Kein Abbau von Grundrechten unter dem Deckmantel der Entbürokratisierung

Konservative Vorschläge zum Abbau von Bürokratie entpuppen sich als Angriff auf Arbeitnehmerrechte

Bei der heutigen Abstimmung zur sogenannten „regulatorischen Eignung der EU-Vorschriften (REFIT), Subsidiarität und Verhältnismäßigkeit – bessere Rechtssetzung“ wird von Konservativen mithilfe des Schlagworts „Entbürokratisierung“ ein Angriff auf wichtige Grundrechte von Beschäftigten in der gesamten Europäischen Union vorbereitet.

Jutta Steinruck, Europaabgeordnete aus Ludwigshafen: “Ich will echte Entbürokratisierung. Die Vorschläge der Konservativen bedeuten die Aushöhlung von Datenschutz- und Verbraucherrechten. Andere Vorschläge gehen klar auf Kosten der Beschäftigten.“ So sollen etwa Arbeitnehmerschutz-Regelungen für Betriebe mit weniger als 250 Beschäftigten entfallen. „Es darf keinen Unterschied machen, ob jemand in einem Betrieb arbeitet, der 50 oder 500 Beschäftigte hat “, so Jutta Steinruck.

Als Mitglied im Ausschuss für Beschäftigung und soziale Angelegenheiten, macht Jutta Steinruck sich für die Annahme sozialdemokratischer Änderungsanträge stark, um Grundrechte zu stärken. „Eine konservative Mehrheit will in Europa Regelungen abschaffen, die Arbeitnehmer und Arbeitnehmerinnen per Grundrecht garantiert werden. Dabei handelt es sich um das Recht auf Sicherheit und Gesundheit am Arbeitsplatz genauso wie um Informations- und Konsultationsrechte sowie um den sozialen Dialog“, erläutert Jutta Steinruck. Die Sozialdemokraten hatten bereits vorher in den Ausschüssen versucht, dieses Vorhaben zu verhindern. „Aber die konservativ-liberale Mehrheit hat uns abgeblockt. Heute bei den Abstimmungen haben sie noch einmal die Chance zu zeigen, dass sie auf der Seite der Grundrechte und der Bürgerinnen und Bürger stehen“, versucht es die Sozialdemokratin mit einem letzten Appell.
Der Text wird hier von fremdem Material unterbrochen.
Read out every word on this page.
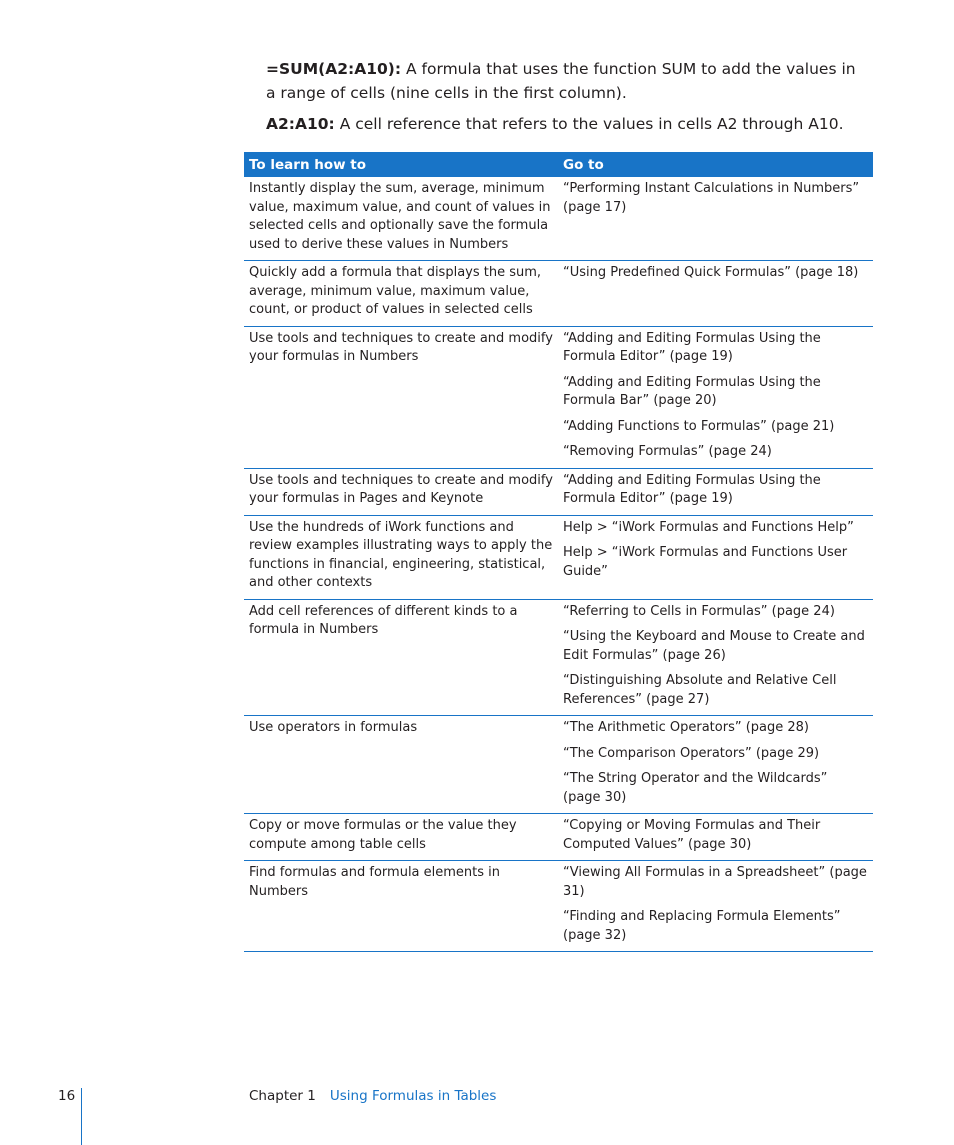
=SUM(A2:A10): A formula that uses the function SUM to add the values in a range of cells (nine cells in the first column).

A2:A10: A cell reference that refers to the values in cells A2 through A10.

To learn how to	Go to
Instantly display the sum, average, minimum value, maximum value, and count of values in selected cells and optionally save the formula used to derive these values in Numbers	“Performing Instant Calculations in Numbers” (page 17)

Quickly add a formula that displays the sum, average, minimum value, maximum value, count, or product of values in selected cells	“Using Predefined Quick Formulas” (page 18)

Use tools and techniques to create and modify your formulas in Numbers	“Adding and Editing Formulas Using the Formula Editor” (page 19)
“Adding and Editing Formulas Using the Formula Bar” (page 20)
“Adding Functions to Formulas” (page 21)
“Removing Formulas” (page 24)

Use tools and techniques to create and modify your formulas in Pages and Keynote	“Adding and Editing Formulas Using the Formula Editor” (page 19)

Use the hundreds of iWork functions and review examples illustrating ways to apply the functions in financial, engineering, statistical, and other contexts	Help > “iWork Formulas and Functions Help”
Help > “iWork Formulas and Functions User Guide”

Add cell references of different kinds to a formula in Numbers	“Referring to Cells in Formulas” (page 24)
“Using the Keyboard and Mouse to Create and Edit Formulas” (page 26)
“Distinguishing Absolute and Relative Cell References” (page 27)

Use operators in formulas	“The Arithmetic Operators” (page 28)
“The Comparison Operators” (page 29)
“The String Operator and the Wildcards” (page 30)

Copy or move formulas or the value they compute among table cells	“Copying or Moving Formulas and Their Computed Values” (page 30)

Find formulas and formula elements in Numbers	“Viewing All Formulas in a Spreadsheet” (page 31)
“Finding and Replacing Formula Elements” (page 32)
16	Chapter 1 Using Formulas in Tables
Die SPD-Abgeordnete aus Rheinland-Pfalz will unter allen Umständen diesen Anschlag auf die europäischen Grundrechte verhindern. „Einfachere und effizientere Vorschriften für Unternehmen sind natürlich wünschenswert. Wenn das aber bedeutet, Regeln für Sicherheit und Gesundheit am Arbeitsplatz auszuhebeln, geht das entschieden zu weit“, so Jutta Steinruck abschließend.